Scarlet berries by the hundred break
quietly, violently, the green-black leaves—
like drops of Blood, our fathers used to say—
and late sun floods and reddens snow.
The world’s never got over the darkening
of your death—all nature dimmed and kneeled
at the slowing of your blood; earth plates
dislocated at the wrenching of your breath.
Birds hushed. Still now, your Cross
is everywhere: at the tops of telegraph poles,
in the fall of bindweed in long grasses.
Each moment is inscribed with you—
unspeakable loss, desire. In prayer
I fall further into you: your gaze cave-deep,
a plummeting mine. Your love gallops
through the earth, through me—even now
it won’t turn back—it lives again, protects.

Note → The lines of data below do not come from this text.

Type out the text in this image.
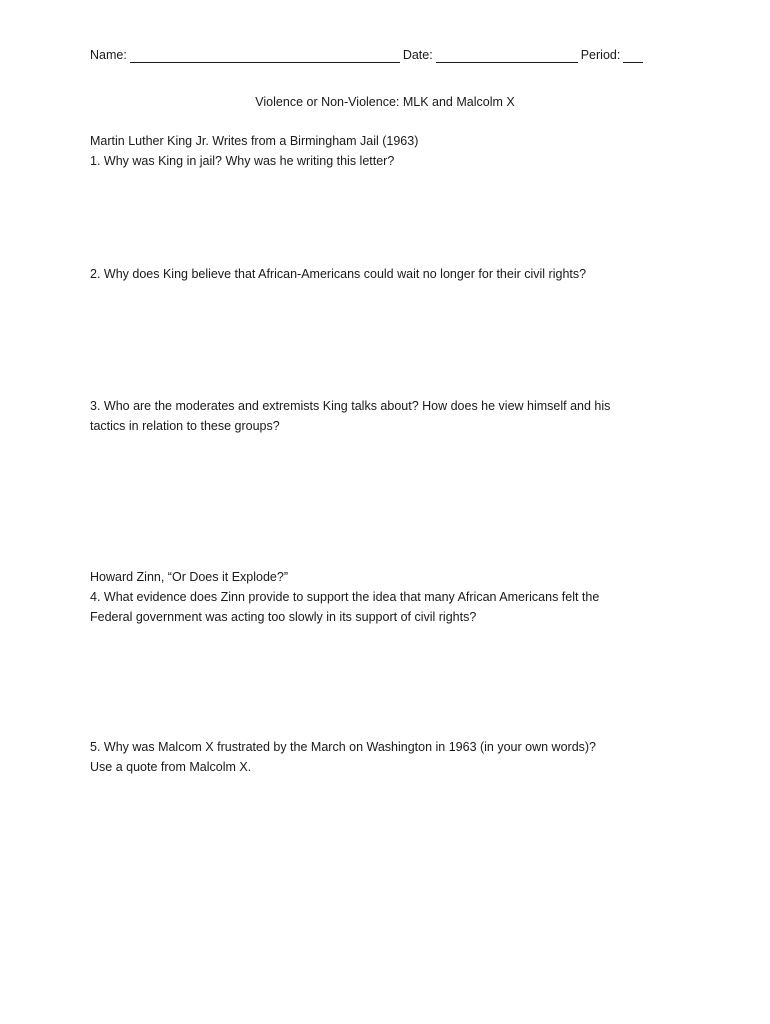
Name:	Date:	Period:
Violence or Non-Violence: MLK and Malcolm X
Martin Luther King Jr. Writes from a Birmingham Jail (1963)
1. Why was King in jail? Why was he writing this letter?
2. Why does King believe that African-Americans could wait no longer for their civil rights?
3. Who are the moderates and extremists King talks about? How does he view himself and his
tactics in relation to these groups?
Howard Zinn, “Or Does it Explode?”
4. What evidence does Zinn provide to support the idea that many African Americans felt the
Federal government was acting too slowly in its support of civil rights?
5. Why was Malcom X frustrated by the March on Washington in 1963 (in your own words)?
Use a quote from Malcolm X.
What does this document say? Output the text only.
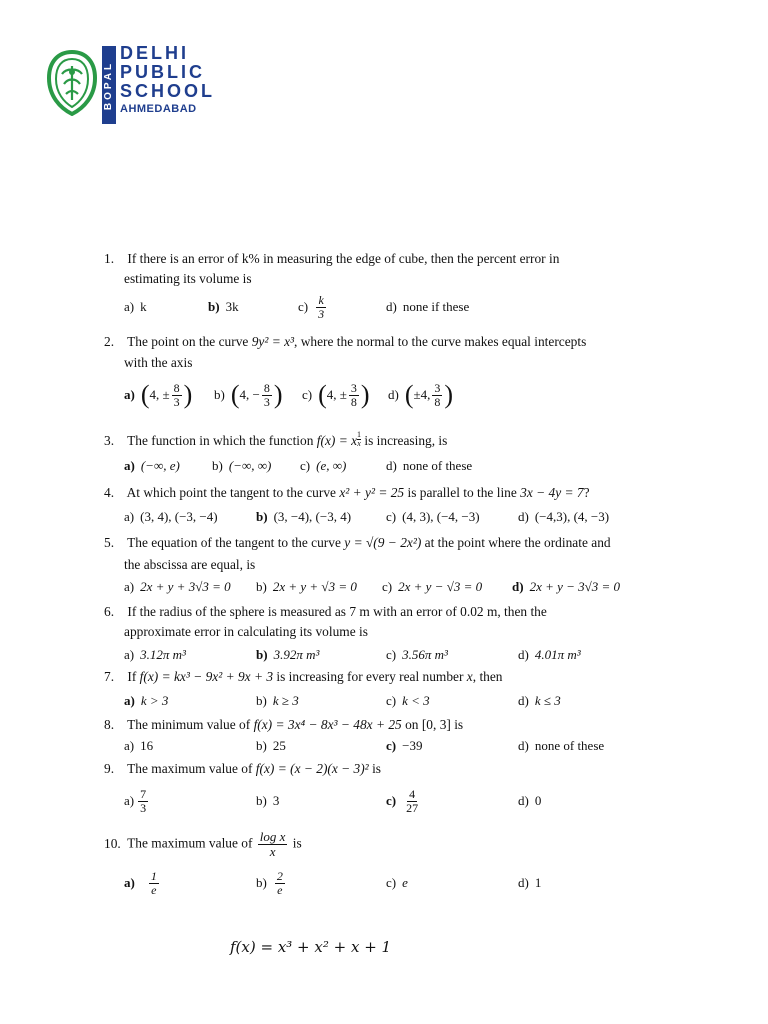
BOPAL
DELHI
PUBLIC
SCHOOL
AHMEDABAD
1. If there is an error of k% in measuring the edge of cube, then the percent error in
estimating its volume is
a) k	b) 3k	$c) \frac{k}{3}$	d) none if these
2. The point on the curve 9y² = x³, where the normal to the curve makes equal intercepts
with the axis
a) ( 4, ± $\frac{8}{3}$ ) b) ( 4, − $\frac{8}{3}$ ) c) ( 4, ± $\frac{3}{8}$ ) d) ( ±4, $\frac{3}{8}$ )
3. The function in which the function f(x) = x $^{\frac{1}{x}}$ is increasing, is
a) (−∞, e) b) (−∞, ∞) c) (e, ∞)	d) none of these
4. At which point the tangent to the curve x² + y² = 25 is parallel to the line 3x − 4y = 7?
a) (3, 4), (−3, −4)	b) (3, −4), (−3, 4)	c) (4, 3), (−4, −3)	d) (−4,3), (4, −3)
5. The equation of the tangent to the curve y = √(9 − 2x²) at the point where the ordinate and
the abscissa are equal, is
a) 2x + y + 3√3 = 0 b) 2x + y + √3 = 0 c) 2x + y − √3 = 0 d) 2x + y − 3√3 = 0
6. If the radius of the sphere is measured as 7 m with an error of 0.02 m, then the
approximate error in calculating its volume is
a) 3.12π m³	b) 3.92π m³	c) 3.56π m³	d) 4.01π m³
7. If f(x) = kx³ − 9x² + 9x + 3 is increasing for every real number x, then
a) k > 3	b) k ≥ 3	c) k < 3	d) k ≤ 3
8. The minimum value of f(x) = 3x⁴ − 8x³ − 48x + 25 on [0, 3] is
a) 16	b) 25	c) −39	d) none of these
9. The maximum value of f(x) = (x − 2)(x − 3)² is
$a) \frac{7}{3}$	b) 3	$c) \frac{4}{27}$	d) 0
10. The maximum value of $\frac{\text{log x}}{x}$ is
$a) \frac{1}{e}$	$b) \frac{2}{e}$	c) e	d) 1
f(x) = x³ + x² + x + 1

And like a child on his first hunt
whose cheek is brushed with the slaughtered
fox’s tail, all of creation has been blooded.


Sally Read is poet in residence at the Hermitage of the Three Holy Hierarchs. She is the author of three books of poetry (which she wrote before her conversion to Catholicism): The Day Hospital (2012), Broken Sleep (2009), and The Point of Splitting (2005), all published by Bloodaxe Books, and the story of her nine-month conversion from atheism to Catholicism, Night’s Bright Darkness, published by Ignatius Press. Her new book, Annunciation: a Call to Faith in a Broken World,  will be published by Ignatius Press in Fall 2019.